Durante sua fala, Trump afirmou que já recebeu recomendações para “tomar conta” da ilha caribenha e indicou que pode agir quando o momento for considerado adequado. Segundo o presidente norte-americano, no entanto, a prioridade atual do governo dos EUA continua sendo a crise envolvendo o Irã.
O líder americano também afirmou que o governo cubano estaria em negociações diretas com Washington. De acordo com Trump, as conversas envolvem ele próprio e o secretário de Estado, Marco Rubio.
“Cuba está no fim da linha, será fácil. Eles estão negociando comigo e com o secretário de Estado”, declarou.
Trump ainda reforçou que o regime cubano enfrenta dificuldades econômicas e políticas, afirmando que uma mudança significativa pode ocorrer em breve no país.
Venezuela também foi citada
Ao comentar o cenário político da América Latina, Trump mencionou a situação da Venezuela e elogiou a atuação da presidente interina Delcy Rodríguez.
Segundo o presidente dos EUA, o reconhecimento do trabalho da líder venezuelana está diretamente ligado à cooperação com Washington.

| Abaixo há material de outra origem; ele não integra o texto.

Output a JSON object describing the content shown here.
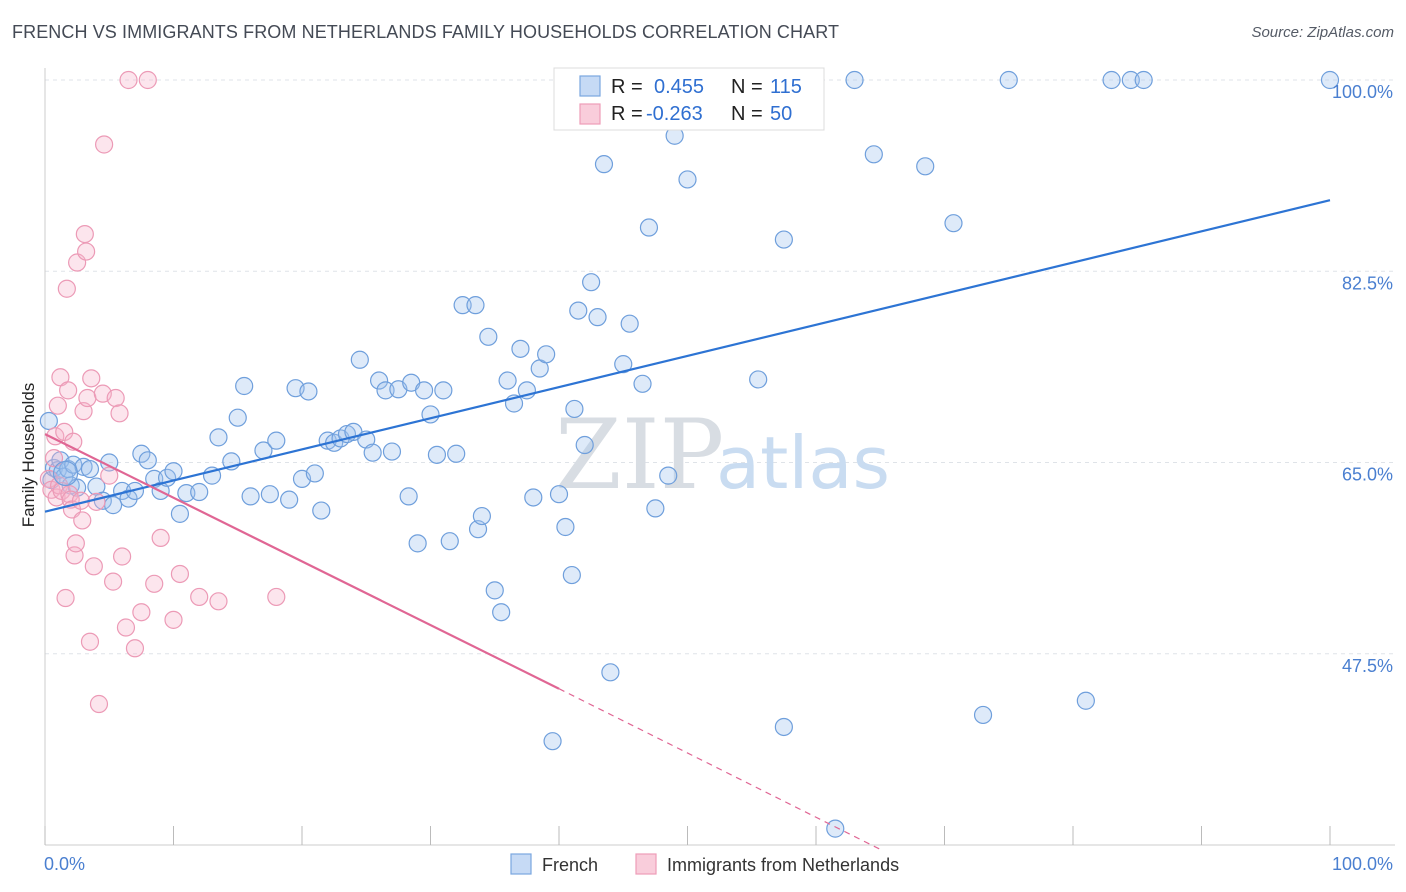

“Ela está fazendo um ótimo trabalho. Se não estivesse trabalhando com a gente, eu não diria que está fazendo um bom trabalho”, afirmou.
A declaração ocorre em meio a uma série de iniciativas do governo norte-americano para ampliar sua influência política e militar no continente, incluindo a criação de uma coalizão regional voltada ao combate a cartéis e organizações criminosas.
A fala de Trump reforça o tom duro da política externa dos Estados Unidos para a América Latina e indica que o país pode voltar a adotar uma postura mais ativa nas disputas políticas da região nos próximos meses.